その後、キャンペーンをより多くのお客さまに知ってもらうためにTVCMを活用しよう、というプロジェクトに参画する機会があると知ったので、以前から興味があったマスマーケティング領域の担当へ自ら手を挙げる。これまた未経験の領域だったが、これまで経験したことの集大成なのではないかと思ったのだ。

グロースの手法を知った上で多くの人にメッセージを直感的にわかりやすく伝えるということをやってみたかった。メルカリがどうグロースしているのかをアプリキャンペーンを通して学んだからこそ、誰に何を伝えるべきなのか、より解像度が上がったように感じている。

伝えるべき内容は事業課題を解決するためのものであり、課題と打ち手の仮説を設定したうえでTVCMや交通広告という手法を選ぶ。なぜ外部広告を使わなければならないのか、そもそもの理由からメンバーと考え、何を伝えるのかコンセプトを提案する。広告を打つのが目的なのではなく、なぜ広告が必要なのか、という起点から考えられるようになったのは、グロースPMの経験があってこそだったと思う。

つまり、辞めるきっかけがなく今に至るだけかもしれないのだ

繰り返すが、TVCMや交通広告をはじめとしたオフライン広告の仕事は楽しい。ロジカルな思考と直感を行き来する作業は、とても難しいがそれが魅力である。そして、何よりメルカリが好きで、メルカリで働く人も好きだ。特段エッジのきいた「働く理由」はないが、むしろ「辞める理由がない」というほうが近いのかもしれない。毎日忙しいし、やりたいことであふれていて、成長の機会もある。いい意味でも悪い意味でもちょっとしたハプニングが起こるので、心も体もヒマにはならず飽きることがない。

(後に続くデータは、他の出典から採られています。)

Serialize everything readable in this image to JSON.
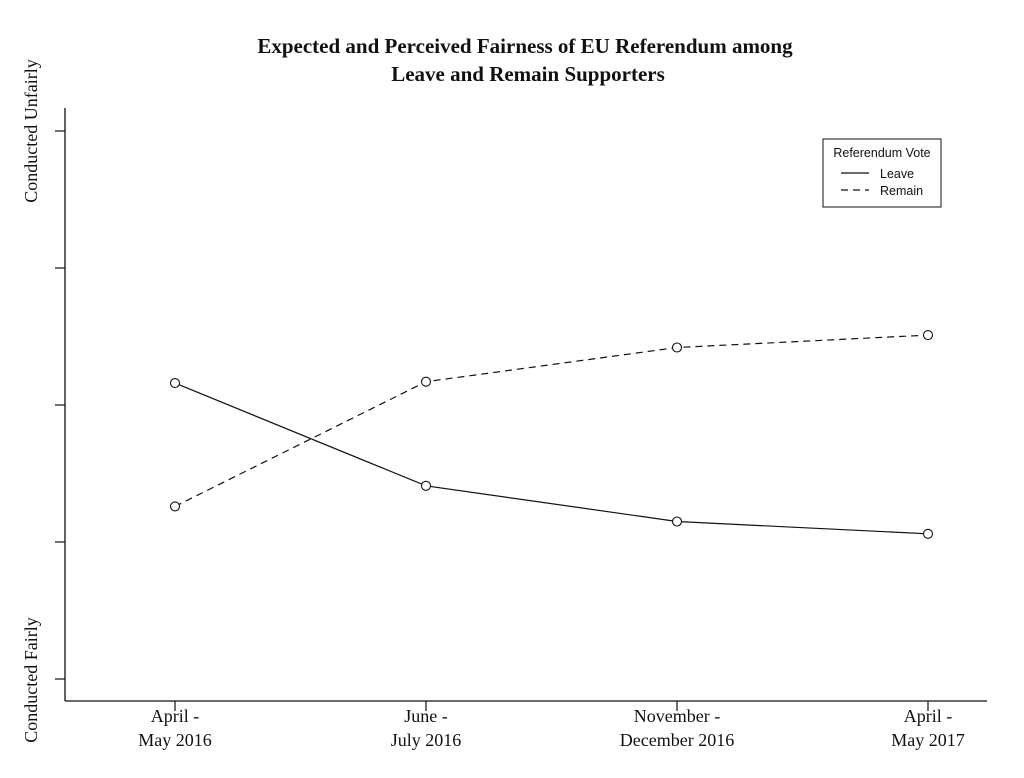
{
  "chart_data": {
    "type": "line",
    "title": [
      "Expected and Perceived Fairness of EU Referendum among",
      "Leave and Remain Supporters"
    ],
    "categories": [
      [
        "April -",
        "May 2016"
      ],
      [
        "June -",
        "July 2016"
      ],
      [
        "November -",
        "December 2016"
      ],
      [
        "April -",
        "May 2017"
      ]
    ],
    "y_end_labels": {
      "top": "Conducted Unfairly",
      "bottom": "Conducted Fairly"
    },
    "ylim": [
      0,
      4
    ],
    "yticks": [
      0,
      1,
      2,
      3,
      4
    ],
    "grid": false,
    "legend": {
      "title": "Referendum Vote",
      "position": "top-right"
    },
    "series": [
      {
        "name": "Leave",
        "line_style": "solid",
        "marker": "circle",
        "color": "#111111",
        "values": [
          2.16,
          1.41,
          1.15,
          1.06
        ]
      },
      {
        "name": "Remain",
        "line_style": "dashed",
        "marker": "circle",
        "color": "#111111",
        "values": [
          1.26,
          2.17,
          2.42,
          2.51
        ]
      }
    ]
  }
}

「メルカリの人が好き」「やりたい仕事」が凝縮されていたと最も実感した直近のプロジェクトは、メルカリの「サービス10周年企画」。チーム横断でデジタルコンテンツや交通広告、TVCMと多くの媒体面でのアプローチを行った。

関連記事:メルカリサービス10周年!お客さまへの「ありがとう」を伝え、次の10年へ。

本件もメルカリのどういう点がすばらしいかを可視化しながらお客さまに参加してもらおう、という企画であったため、それはそれはもう、超絶楽しかった。「お客さまが作ってくれたアプリだから10年の感謝を伝えるプロジェクトにしよう」という根幹のコンセプトに対し、メンバー全員が同じ方向を向いていたと感じられた。そして、仕事を通してメンバーへのリスペクトがじゃぶじゃぶ溢れた。かなり忙しかったから、鬼の形相でミーティングに出たりしていたこともあって、全く伝わっていなかったかもしれないけど。あのときはごめん。

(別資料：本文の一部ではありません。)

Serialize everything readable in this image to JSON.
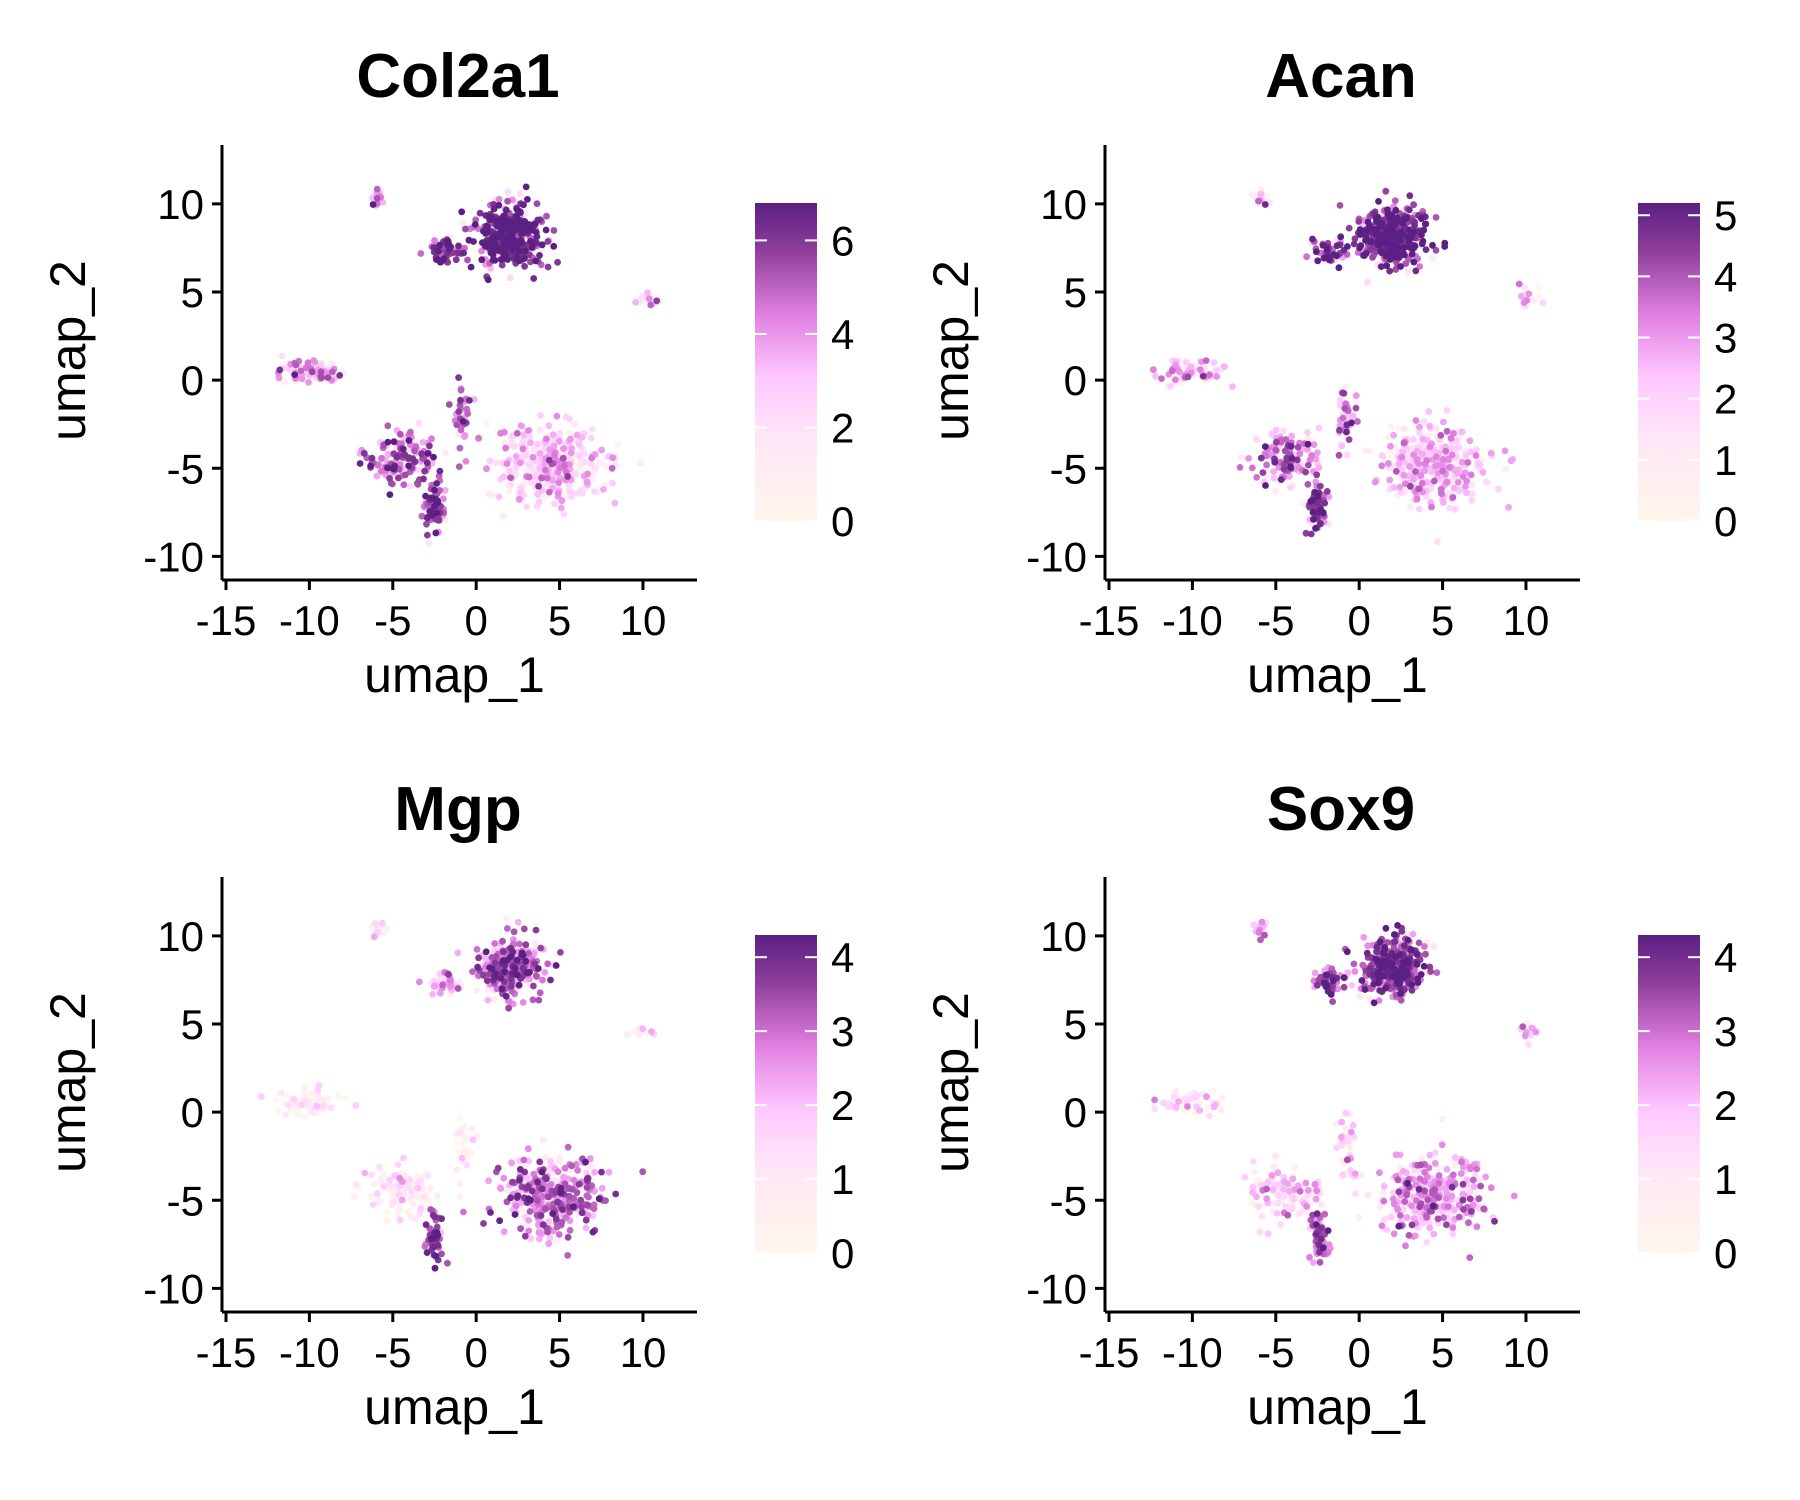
{
  "chart_data": [
    {
      "type": "scatter",
      "title": "Col2a1",
      "xlabel": "umap_1",
      "ylabel": "umap_2",
      "xlim": [
        -15,
        13
      ],
      "ylim": [
        -11,
        13
      ],
      "xticks": [
        "-15",
        "-10",
        "-5",
        "0",
        "5",
        "10"
      ],
      "yticks": [
        "-10",
        "-5",
        "0",
        "5",
        "10"
      ],
      "colorbar": {
        "min": 0,
        "max": 6.8,
        "ticks": [
          "0",
          "2",
          "4",
          "6"
        ],
        "tick_values": [
          0,
          2,
          4,
          6
        ]
      },
      "clusters": [
        {
          "cx": 2.0,
          "cy": 8.2,
          "sx": 1.6,
          "sy": 1.4,
          "n": 420,
          "level": 0.92
        },
        {
          "cx": -1.8,
          "cy": 7.3,
          "sx": 0.8,
          "sy": 0.6,
          "n": 60,
          "level": 0.85
        },
        {
          "cx": -5.9,
          "cy": 10.4,
          "sx": 0.35,
          "sy": 0.45,
          "n": 18,
          "level": 0.45
        },
        {
          "cx": 10.2,
          "cy": 4.6,
          "sx": 0.8,
          "sy": 0.5,
          "n": 14,
          "level": 0.35
        },
        {
          "cx": -10.0,
          "cy": 0.5,
          "sx": 1.6,
          "sy": 0.6,
          "n": 70,
          "level": 0.55
        },
        {
          "cx": -4.5,
          "cy": -4.5,
          "sx": 1.8,
          "sy": 1.3,
          "n": 140,
          "level": 0.7
        },
        {
          "cx": -2.5,
          "cy": -7.2,
          "sx": 0.5,
          "sy": 1.2,
          "n": 80,
          "level": 0.8
        },
        {
          "cx": 4.5,
          "cy": -4.8,
          "sx": 2.6,
          "sy": 1.9,
          "n": 360,
          "level": 0.4
        },
        {
          "cx": -0.8,
          "cy": -2.0,
          "sx": 0.5,
          "sy": 1.6,
          "n": 40,
          "level": 0.7
        }
      ]
    },
    {
      "type": "scatter",
      "title": "Acan",
      "xlabel": "umap_1",
      "ylabel": "umap_2",
      "xlim": [
        -15,
        13
      ],
      "ylim": [
        -11,
        13
      ],
      "xticks": [
        "-15",
        "-10",
        "-5",
        "0",
        "5",
        "10"
      ],
      "yticks": [
        "-10",
        "-5",
        "0",
        "5",
        "10"
      ],
      "colorbar": {
        "min": 0,
        "max": 5.2,
        "ticks": [
          "0",
          "1",
          "2",
          "3",
          "4",
          "5"
        ],
        "tick_values": [
          0,
          1,
          2,
          3,
          4,
          5
        ]
      },
      "clusters": [
        {
          "cx": 2.0,
          "cy": 8.2,
          "sx": 1.6,
          "sy": 1.4,
          "n": 420,
          "level": 0.9
        },
        {
          "cx": -1.8,
          "cy": 7.3,
          "sx": 0.8,
          "sy": 0.6,
          "n": 60,
          "level": 0.85
        },
        {
          "cx": -5.9,
          "cy": 10.4,
          "sx": 0.35,
          "sy": 0.45,
          "n": 18,
          "level": 0.4
        },
        {
          "cx": 10.2,
          "cy": 4.6,
          "sx": 0.8,
          "sy": 0.5,
          "n": 14,
          "level": 0.35
        },
        {
          "cx": -10.0,
          "cy": 0.5,
          "sx": 1.6,
          "sy": 0.6,
          "n": 70,
          "level": 0.5
        },
        {
          "cx": -4.5,
          "cy": -4.5,
          "sx": 1.8,
          "sy": 1.3,
          "n": 140,
          "level": 0.65
        },
        {
          "cx": -2.5,
          "cy": -7.2,
          "sx": 0.5,
          "sy": 1.2,
          "n": 80,
          "level": 0.8
        },
        {
          "cx": 4.5,
          "cy": -4.8,
          "sx": 2.6,
          "sy": 1.9,
          "n": 360,
          "level": 0.45
        },
        {
          "cx": -0.8,
          "cy": -2.0,
          "sx": 0.5,
          "sy": 1.6,
          "n": 40,
          "level": 0.6
        }
      ]
    },
    {
      "type": "scatter",
      "title": "Mgp",
      "xlabel": "umap_1",
      "ylabel": "umap_2",
      "xlim": [
        -15,
        13
      ],
      "ylim": [
        -11,
        13
      ],
      "xticks": [
        "-15",
        "-10",
        "-5",
        "0",
        "5",
        "10"
      ],
      "yticks": [
        "-10",
        "-5",
        "0",
        "5",
        "10"
      ],
      "colorbar": {
        "min": 0,
        "max": 4.3,
        "ticks": [
          "0",
          "1",
          "2",
          "3",
          "4"
        ],
        "tick_values": [
          0,
          1,
          2,
          3,
          4
        ]
      },
      "clusters": [
        {
          "cx": 2.0,
          "cy": 8.2,
          "sx": 1.6,
          "sy": 1.4,
          "n": 300,
          "level": 0.7
        },
        {
          "cx": -1.8,
          "cy": 7.3,
          "sx": 0.8,
          "sy": 0.6,
          "n": 40,
          "level": 0.55
        },
        {
          "cx": -5.9,
          "cy": 10.4,
          "sx": 0.35,
          "sy": 0.45,
          "n": 14,
          "level": 0.3
        },
        {
          "cx": 10.2,
          "cy": 4.6,
          "sx": 0.8,
          "sy": 0.5,
          "n": 10,
          "level": 0.1
        },
        {
          "cx": -10.0,
          "cy": 0.5,
          "sx": 1.6,
          "sy": 0.6,
          "n": 60,
          "level": 0.15
        },
        {
          "cx": -4.5,
          "cy": -4.5,
          "sx": 1.8,
          "sy": 1.3,
          "n": 110,
          "level": 0.2
        },
        {
          "cx": -2.5,
          "cy": -7.2,
          "sx": 0.5,
          "sy": 1.2,
          "n": 60,
          "level": 0.75
        },
        {
          "cx": 4.5,
          "cy": -4.8,
          "sx": 2.6,
          "sy": 1.9,
          "n": 340,
          "level": 0.65
        },
        {
          "cx": -0.8,
          "cy": -2.0,
          "sx": 0.5,
          "sy": 1.6,
          "n": 30,
          "level": 0.15
        }
      ]
    },
    {
      "type": "scatter",
      "title": "Sox9",
      "xlabel": "umap_1",
      "ylabel": "umap_2",
      "xlim": [
        -15,
        13
      ],
      "ylim": [
        -11,
        13
      ],
      "xticks": [
        "-15",
        "-10",
        "-5",
        "0",
        "5",
        "10"
      ],
      "yticks": [
        "-10",
        "-5",
        "0",
        "5",
        "10"
      ],
      "colorbar": {
        "min": 0,
        "max": 4.3,
        "ticks": [
          "0",
          "1",
          "2",
          "3",
          "4"
        ],
        "tick_values": [
          0,
          1,
          2,
          3,
          4
        ]
      },
      "clusters": [
        {
          "cx": 2.0,
          "cy": 8.2,
          "sx": 1.6,
          "sy": 1.4,
          "n": 400,
          "level": 0.8
        },
        {
          "cx": -1.8,
          "cy": 7.3,
          "sx": 0.8,
          "sy": 0.6,
          "n": 55,
          "level": 0.75
        },
        {
          "cx": -5.9,
          "cy": 10.4,
          "sx": 0.35,
          "sy": 0.45,
          "n": 16,
          "level": 0.5
        },
        {
          "cx": 10.2,
          "cy": 4.6,
          "sx": 0.8,
          "sy": 0.5,
          "n": 12,
          "level": 0.45
        },
        {
          "cx": -10.0,
          "cy": 0.5,
          "sx": 1.6,
          "sy": 0.6,
          "n": 60,
          "level": 0.3
        },
        {
          "cx": -4.5,
          "cy": -4.5,
          "sx": 1.8,
          "sy": 1.3,
          "n": 120,
          "level": 0.35
        },
        {
          "cx": -2.5,
          "cy": -7.2,
          "sx": 0.5,
          "sy": 1.2,
          "n": 70,
          "level": 0.7
        },
        {
          "cx": 4.5,
          "cy": -4.8,
          "sx": 2.6,
          "sy": 1.9,
          "n": 330,
          "level": 0.55
        },
        {
          "cx": -0.8,
          "cy": -2.0,
          "sx": 0.5,
          "sy": 1.6,
          "n": 35,
          "level": 0.35
        }
      ]
    }
  ],
  "colors": {
    "low": "#fff6ec",
    "mid_low": "#ffd5ff",
    "mid": "#e07fe0",
    "mid_high": "#b14fb7",
    "high": "#5b2083"
  }
}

メルカリのマーケティングの仕事の魅力はつまり、メルカリというサービスを中心に、メルカリを共通言語として社内外の多くのプロフェッショナルと協業できることだ。そして、よりよいアウトプットを出したいと思えば、自分も自ずと成長する。好きなものを通してつながる人との仕事は、摩擦や困難があったとしても絶対に楽しい。それは揺るがず、何にも代えがたい価値だ。これこそがライスワークではなく、ライフワークなのだと実感している。

これまでの経験にとらわれず業務内容を自由に広げていける、素晴らしい環境と仲間がメルカリにはあるよ、ということで原稿を締めくくりたい。